The tool we’re going to use today is wget. You may have used this tool before when downloading .isos from Ubuntu’s website, or when downloading source tarballs from websites. Whatever the case may be, the tool is very powerful and can do much more than downloading .tar.gzs off of the Internet.

So this is probably the most common usage you saw:

wget https://www.ubuntu.com/path/to/iso/Ubuntu-18.04-desktop.iso

And this saves the file Ubuntu-18.04-desktop.iso in your current directory. Not bad, right?

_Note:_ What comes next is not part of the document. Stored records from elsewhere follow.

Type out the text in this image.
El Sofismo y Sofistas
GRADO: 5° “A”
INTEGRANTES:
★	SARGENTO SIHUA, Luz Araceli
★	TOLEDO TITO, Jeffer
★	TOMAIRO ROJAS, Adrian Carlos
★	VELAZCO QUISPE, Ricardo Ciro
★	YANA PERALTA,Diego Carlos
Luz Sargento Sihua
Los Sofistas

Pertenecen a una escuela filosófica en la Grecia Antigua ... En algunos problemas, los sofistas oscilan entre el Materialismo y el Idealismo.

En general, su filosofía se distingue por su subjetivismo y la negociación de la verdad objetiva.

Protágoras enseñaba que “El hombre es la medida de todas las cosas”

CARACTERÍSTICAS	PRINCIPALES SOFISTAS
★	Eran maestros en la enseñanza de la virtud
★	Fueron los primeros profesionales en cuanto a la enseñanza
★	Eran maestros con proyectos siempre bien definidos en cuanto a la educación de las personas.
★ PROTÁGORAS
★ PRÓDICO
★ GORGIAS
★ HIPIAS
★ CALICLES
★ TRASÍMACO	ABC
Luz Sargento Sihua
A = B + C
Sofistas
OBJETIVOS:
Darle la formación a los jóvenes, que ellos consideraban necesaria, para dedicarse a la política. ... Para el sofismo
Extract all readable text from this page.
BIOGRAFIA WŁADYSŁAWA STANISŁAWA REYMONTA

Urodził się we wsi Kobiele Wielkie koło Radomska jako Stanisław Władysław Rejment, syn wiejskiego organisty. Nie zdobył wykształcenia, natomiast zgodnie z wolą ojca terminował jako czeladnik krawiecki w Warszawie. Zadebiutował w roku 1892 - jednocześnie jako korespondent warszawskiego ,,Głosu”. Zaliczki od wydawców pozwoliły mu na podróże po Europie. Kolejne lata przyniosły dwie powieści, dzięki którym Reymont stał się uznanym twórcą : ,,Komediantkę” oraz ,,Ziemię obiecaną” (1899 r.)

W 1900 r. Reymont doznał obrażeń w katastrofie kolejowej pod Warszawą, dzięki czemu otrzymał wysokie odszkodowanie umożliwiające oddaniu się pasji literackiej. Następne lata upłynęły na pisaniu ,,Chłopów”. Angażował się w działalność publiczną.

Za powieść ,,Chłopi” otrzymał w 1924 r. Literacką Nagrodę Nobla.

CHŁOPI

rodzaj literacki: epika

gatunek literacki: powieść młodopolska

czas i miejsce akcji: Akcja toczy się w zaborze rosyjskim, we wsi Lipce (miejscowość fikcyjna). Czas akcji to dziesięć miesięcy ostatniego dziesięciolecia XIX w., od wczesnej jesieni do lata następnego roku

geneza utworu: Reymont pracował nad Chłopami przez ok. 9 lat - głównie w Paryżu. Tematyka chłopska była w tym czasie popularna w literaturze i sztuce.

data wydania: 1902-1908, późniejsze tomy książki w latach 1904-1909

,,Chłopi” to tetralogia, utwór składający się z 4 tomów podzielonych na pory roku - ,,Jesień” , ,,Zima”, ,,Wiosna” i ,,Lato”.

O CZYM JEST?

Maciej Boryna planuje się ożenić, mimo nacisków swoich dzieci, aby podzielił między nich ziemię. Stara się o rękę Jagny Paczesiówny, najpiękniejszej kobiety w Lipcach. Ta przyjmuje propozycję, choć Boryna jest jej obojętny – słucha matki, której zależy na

But what if you want to go… deeper?

Downloading an entire website

First, we gotta tell wget to download everything. Recursively download everything:

wget --recursive http://example.com

All right, not bad, what’s next? Well, what if you’re downloading under a certain URL and you don’t want wget going up to the parent directory? The next parameter solves that:

wget --recursive  --no-parent http://example.com

Now, what if your download was interrupted? Simple. Continue the download!

wget --recursive  --no-parent --continue http://example.com

What if there are multiple links to a single page? We don’t want to download the page multiple times. So we use:

wget --recursive  --no-parent --continue --no-clobber http://example.com

Finally, sometimes, websites use “robots.txt” to stop scrapers. But today, we want to download everything. So turn off the robots check. This makes wget non-compliant with good scraping protocols, but in this case we’re not an automated crawling bot like Google’s Googlebot is.

wget ‐‐execute robots=off ‐‐recursive ‐‐no-parent ‐‐continue ‐‐no-clobber http://example.com

There we go! This is the final command you get, and it is the same one we have at the top of the blog post.

Being a good citizen

Now if you just rampantly download from a website, the servers will get overloaded and crash, the website would go down, and everyone will be pissed off. To be a good citizen, restrict your downloads.

Let’s wait a couple seconds before downloading the next page.

wget ‐‐execute robots=off ‐‐recursive ‐‐no-parent ‐‐continue ‐‐no-clobber --wait=20 http://example.com

20 seconds is pretty reasonable between page loads. Let’s restrict wget a bit more. Maybe restrict the bandwidth:

wget ‐‐execute robots=off ‐‐recursive ‐‐no-parent ‐‐continue ‐‐no-clobber --wait=20 --limit-rate=50k http://example.com

This restricts the bandwidth to 50KB/s which is very reasonable. If you’re downloading large files you might want to bump this up.

Finally, to jitter the download, wait randomly:

wget ‐‐execute robots=off ‐‐recursive ‐‐no-parent ‐‐continue ‐‐no-clobber --wait=20 --random-wait --limit-rate=50k http://example.com

When websites are terrible

Sometimes, the network admins detect scrapers by looking at their User Agent string and block any non-browser programs from accessing the website. So even when we try to be good citizens with tips from the above section, it’s just impossible to scrape the website.

Or is it? Fortunately, changing the User Agent string is pretty easy:

wget --user-agent="Mozilla/5.0 Firefox/4.0.1" ‐‐execute robots=off ‐‐recursive ‐‐no-parent ‐‐continue ‐‐no-clobber --wait=20 --random-wait --limit-rate=50k http://example.com

You can change it however you want. Firefox is just used as an example.

So that’s pretty much it on the subject of downloading websites! Hopefully you learned a bit more about wget today and how to use it to download entire websites!